Я теперь просто внимательно слушаю ее по воскресеньям, наблюдая при этом, как большая стрелка на кухонных часах путешествует с двенадцати на шесть, и в нижней точке прекращаю разговор словами:
– Мама, я был очень рад поговорить с тобой сегодня, а теперь мне пора.
Она начинает возмущаться, говорить, что я ее не люблю, что общаюсь с ней «по секундомеру», пытается пробудить во мне чувство вины и заставить слушать ее дальше. Тогда я напоминаю самому себе, что меня ждет мальчик, которому я помогаю в его инициации, и фаллическая энергия этой миссии побуждает меня сесть прямее, прервать ее излияния, твердо заявить: «Продолжим на следующей неделе», повесить трубку и успешно противостоять желанию взять ее снова, когда она немедленно перезванивает.
Иногда к тому времени, как я заканчиваю, в кухню приходит Джилл.
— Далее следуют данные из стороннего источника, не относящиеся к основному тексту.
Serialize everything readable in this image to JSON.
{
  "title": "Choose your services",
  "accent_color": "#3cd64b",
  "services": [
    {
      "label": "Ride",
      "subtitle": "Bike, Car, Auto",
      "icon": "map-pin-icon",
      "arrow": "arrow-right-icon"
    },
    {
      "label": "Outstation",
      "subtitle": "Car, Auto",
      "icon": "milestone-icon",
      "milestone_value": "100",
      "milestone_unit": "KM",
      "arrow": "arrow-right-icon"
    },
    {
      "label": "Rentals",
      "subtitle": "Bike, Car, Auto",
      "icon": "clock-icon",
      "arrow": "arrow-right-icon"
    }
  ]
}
Она каждый раз смотрит на меня восхищенным взглядом и говорит что-нибудь наподобие: «Тебе положена медаль за то, что ты добровольно звонишь этой женщине каждую неделю». Я обычно пожимаю плечами и отворачиваюсь. Тогда она говорит: «Ты добрая душа, Лукас Гудгейм», наливает себе вина и уходит, оставляя меня переживать в себе телефонный звонок. Иногда я восстанавливаюсь так в одиночестве целый час.
Моя душа после разговоров с матерью никогда не кажется мне доброй. Никогда. Ни единого раза.
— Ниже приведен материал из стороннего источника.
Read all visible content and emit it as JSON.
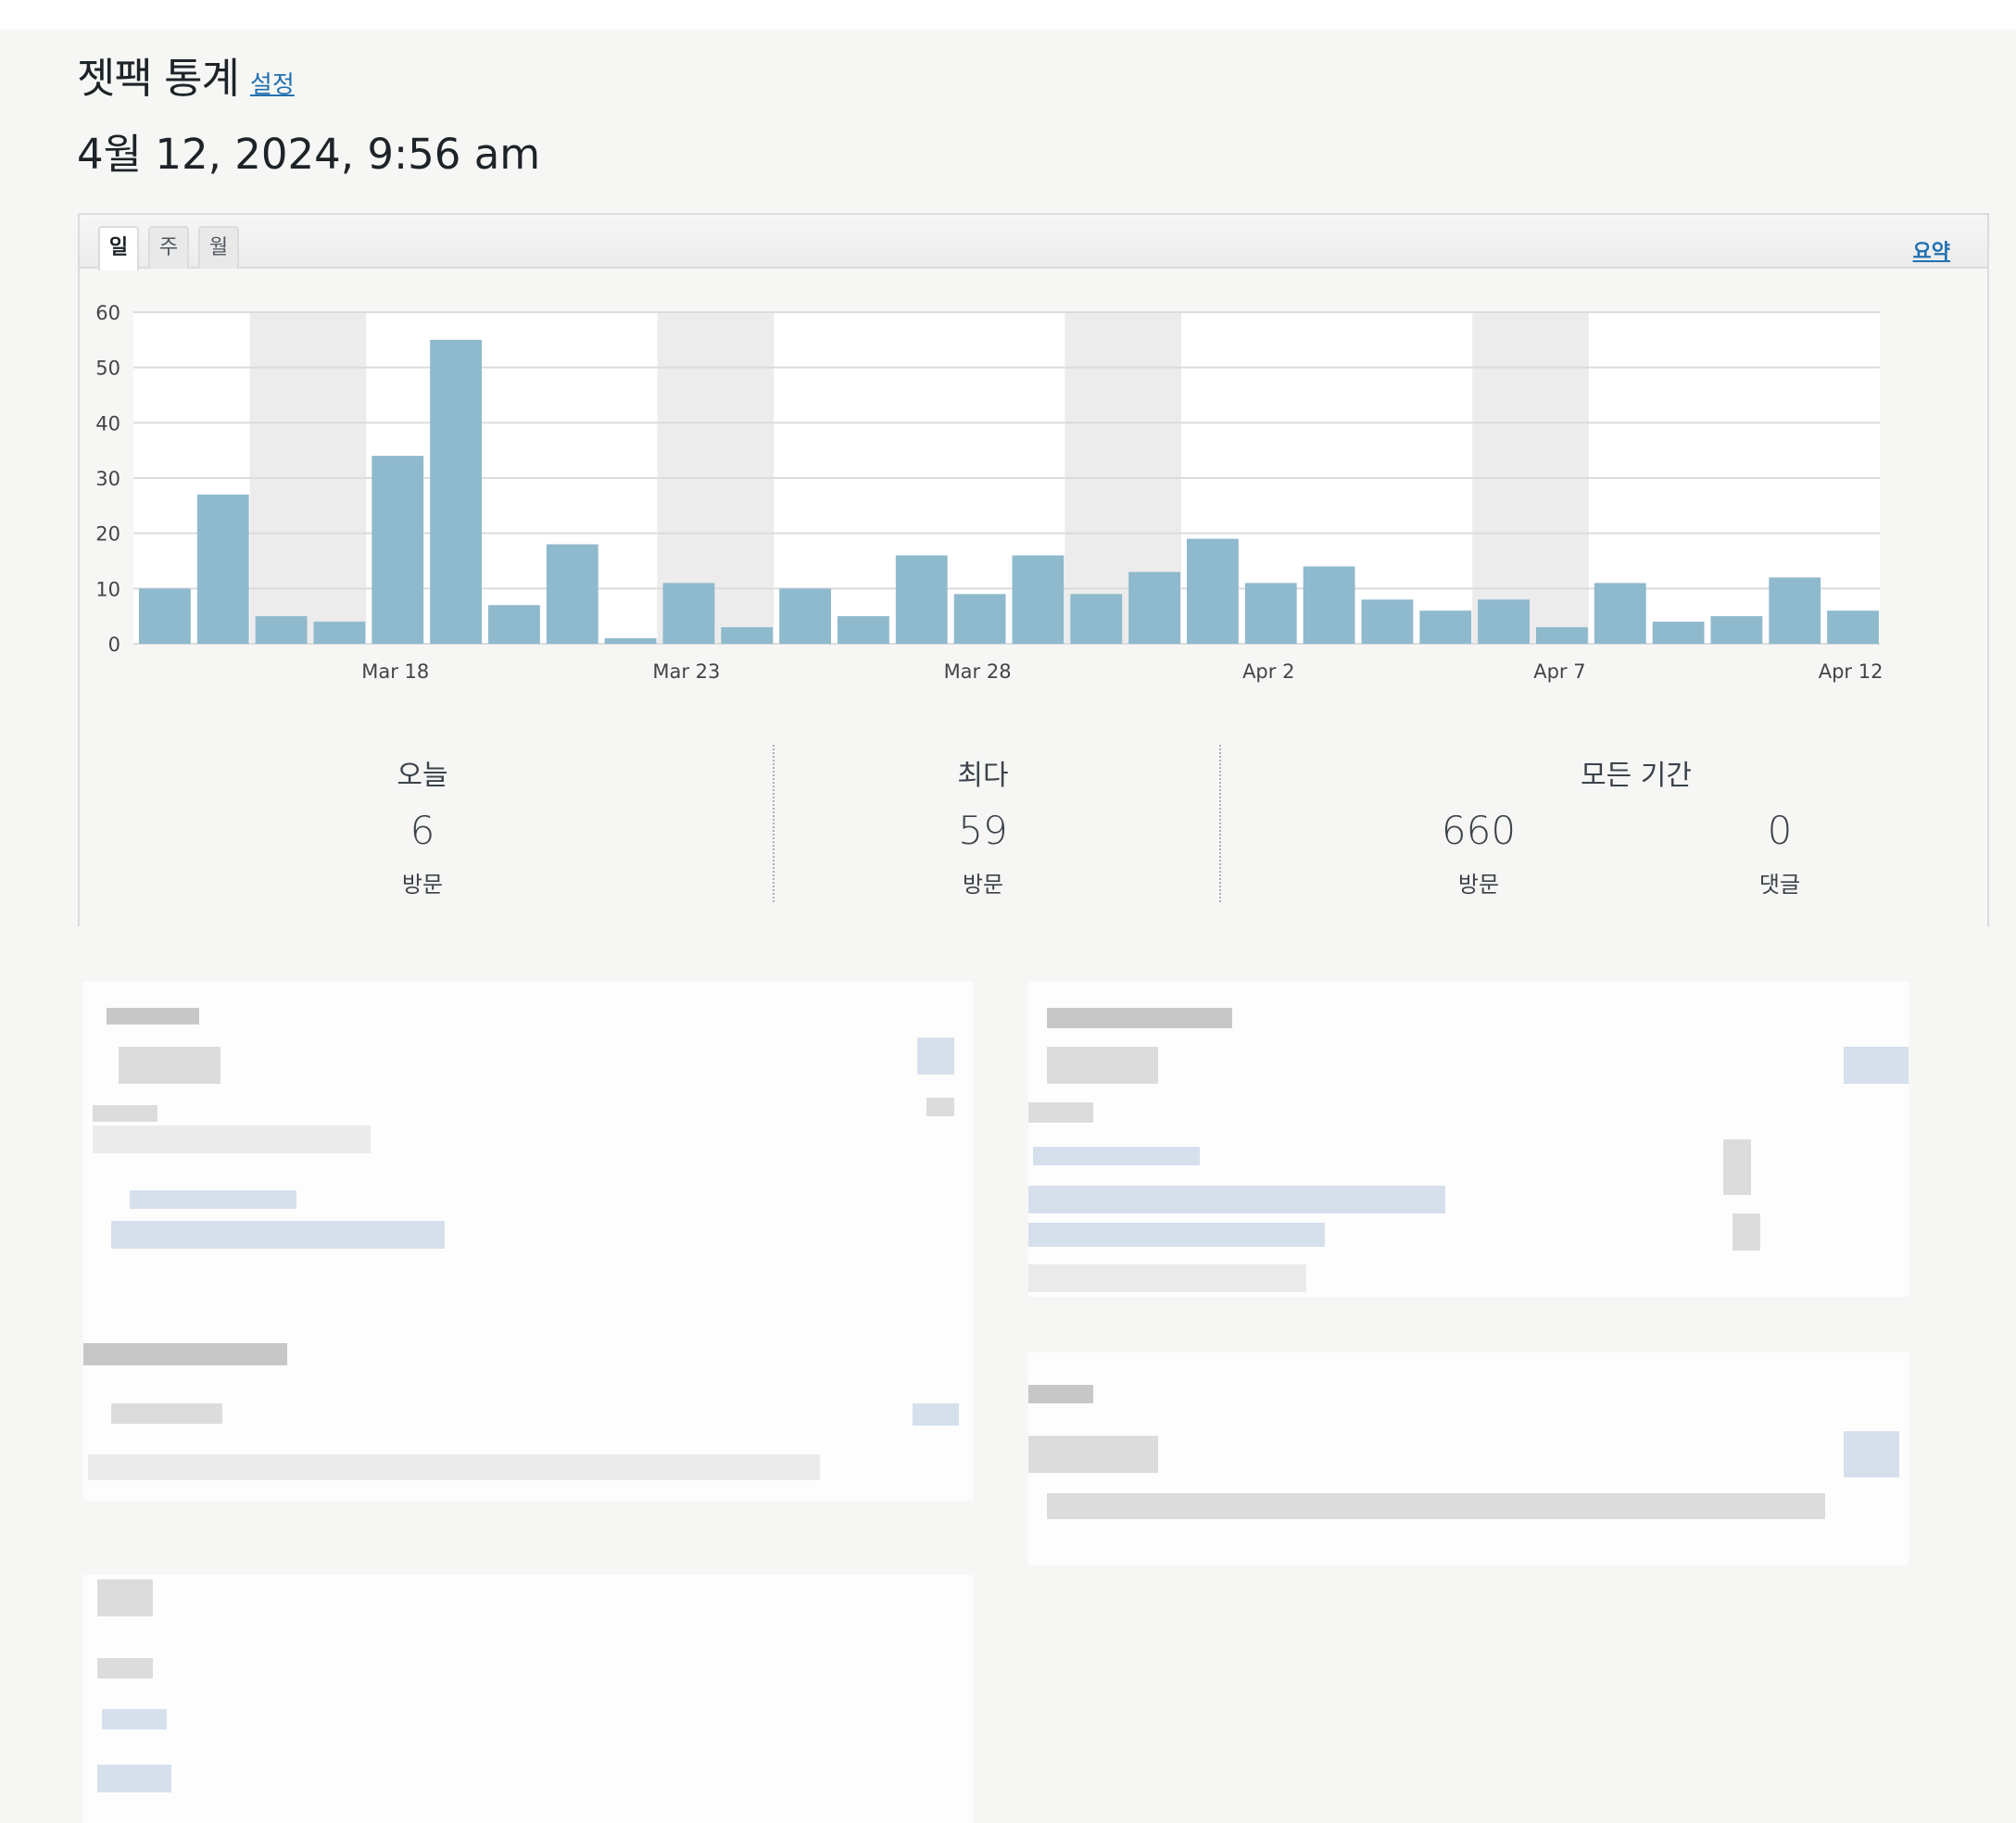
{
  "header": {
    "title": "젯팩 통계",
    "settings_label": "설정",
    "datetime": "4월 12, 2024, 9:56 am"
  },
  "tabs": [
    {
      "label": "일",
      "active": true
    },
    {
      "label": "주",
      "active": false
    },
    {
      "label": "월",
      "active": false
    }
  ],
  "summary_label": "요약",
  "colors": {
    "bar": "#8fb9cd",
    "weekend_band": "#ececec",
    "grid": "#dcdcdc",
    "link": "#2271b1"
  },
  "chart_data": {
    "type": "bar",
    "values": [
      10,
      27,
      5,
      4,
      34,
      55,
      7,
      18,
      1,
      11,
      3,
      10,
      5,
      16,
      9,
      16,
      9,
      13,
      19,
      11,
      14,
      8,
      6,
      8,
      3,
      11,
      4,
      5,
      12,
      6
    ],
    "x_tick_labels": [
      "Mar 18",
      "Mar 23",
      "Mar 28",
      "Apr 2",
      "Apr 7",
      "Apr 12"
    ],
    "x_tick_indices": [
      4.5,
      9.5,
      14.5,
      19.5,
      24.5,
      29.5
    ],
    "y_ticks": [
      0,
      10,
      20,
      30,
      40,
      50,
      60
    ],
    "ylim": [
      0,
      60
    ],
    "weekend_band_indices": [
      [
        2,
        3
      ],
      [
        9,
        10
      ],
      [
        16,
        17
      ],
      [
        23,
        24
      ]
    ],
    "grid": true
  },
  "stats": {
    "today": {
      "label": "오늘",
      "value": "6",
      "unit": "방문"
    },
    "best": {
      "label": "최다",
      "value": "59",
      "unit": "방문"
    },
    "all_time": {
      "label": "모든 기간",
      "visits_value": "660",
      "visits_unit": "방문",
      "comments_value": "0",
      "comments_unit": "댓글"
    }
  }
}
Я пытался поговорить об этих звонках с окрыленной Дарси, но она почти совсем перестала со мной разговаривать, если честно. Она все еще оборачивает меня крылами и крепко держит так каждую ночь. Она также все еще роняет перья, а я продолжаю собирать их в пакет. Я держу его на третьей полке ее шкафа, рядом с ее аккуратно сложенными свитерами. Я в каком-то смысле осознаю, что Дарси все больше и больше становится ангелом – то есть все меньше и меньше человеком. Я начинаю понимать, что моей жизни с окрыленной Дарси должен вскорости прийти конец и что внутренний отсчет уже пошел.
Меня подмывает обсудить это все с Джилл, особенно учитывая, что она все время повторяет, что я могу ей во всем довериться и что она совершенно серьезно готова выслушать все, что мне захочется ей рассказать. Она также клянется, что никогда и никому не расскажет о моих секретах, хотя она по крайней мере однажды именно так и сделала, проболтавшись Исайе про фильм ужасов еще до встречи в библиотеке. Я подробно опишу ее в следующем письме, потому что немного засыпаю, а у меня впереди еще ночь с Дарси в спальне за запертой дверью.
Карл. Карл. Карл.
Это я решил еще раз попробовать заставить Вас появиться внезапно передо мной, как Железный Ганс. Вдруг это побудит Вас написать мне в ответ, или позвонить, или даже постучаться в мою дверь. Вам не обязательно приводить с собой метафорическое подобие коня, доспехов и братьев-рыцарей, потому что обо всем этом я позабочусь, как для себя, так и для Эли.
Мне кажется, Вы можете мной гордиться. Да и собой, собственно. Неужели Вам не хочется воочию наблюдать плоды своих усилий?
Карл. Карл. Карл.
Это мой зов.
Слышите ли Вы его?
Ваш самый верный анализируемый,
Лукас
9
Дорогой Карл!
В тот вечер Джилл отвезла нас с Эли в библиотеку с таким расчетом, чтобы быть на месте за сорок пять минут до начала нашего выступления. Мы не хотели, чтобы кто-нибудь из прибывших заранее увидел чудовище прежде времени. Эли был уже костюме – включая перчатки и маску, – но мы накрыли его простыней, в которой прорезали две дырки для глаз. Выглядел он как самое настоящее привидение – вариант для детей, самый простой костюм на Хэллоуин.
Эли все время повторял, что ему жарко. По его словам, пот уже плескался в резиновых бахилах. Он вслух размышлял, что нужно было бы разносить костюм сильнее, повторяя: «Как же мы об этом не подумали». Он также примерно миллион раз заявил: «Надо прорезать щели для вентиляции – в тех местах, где они будут скрыты перьями, разумеется, – потому что иначе я тут сварюсь».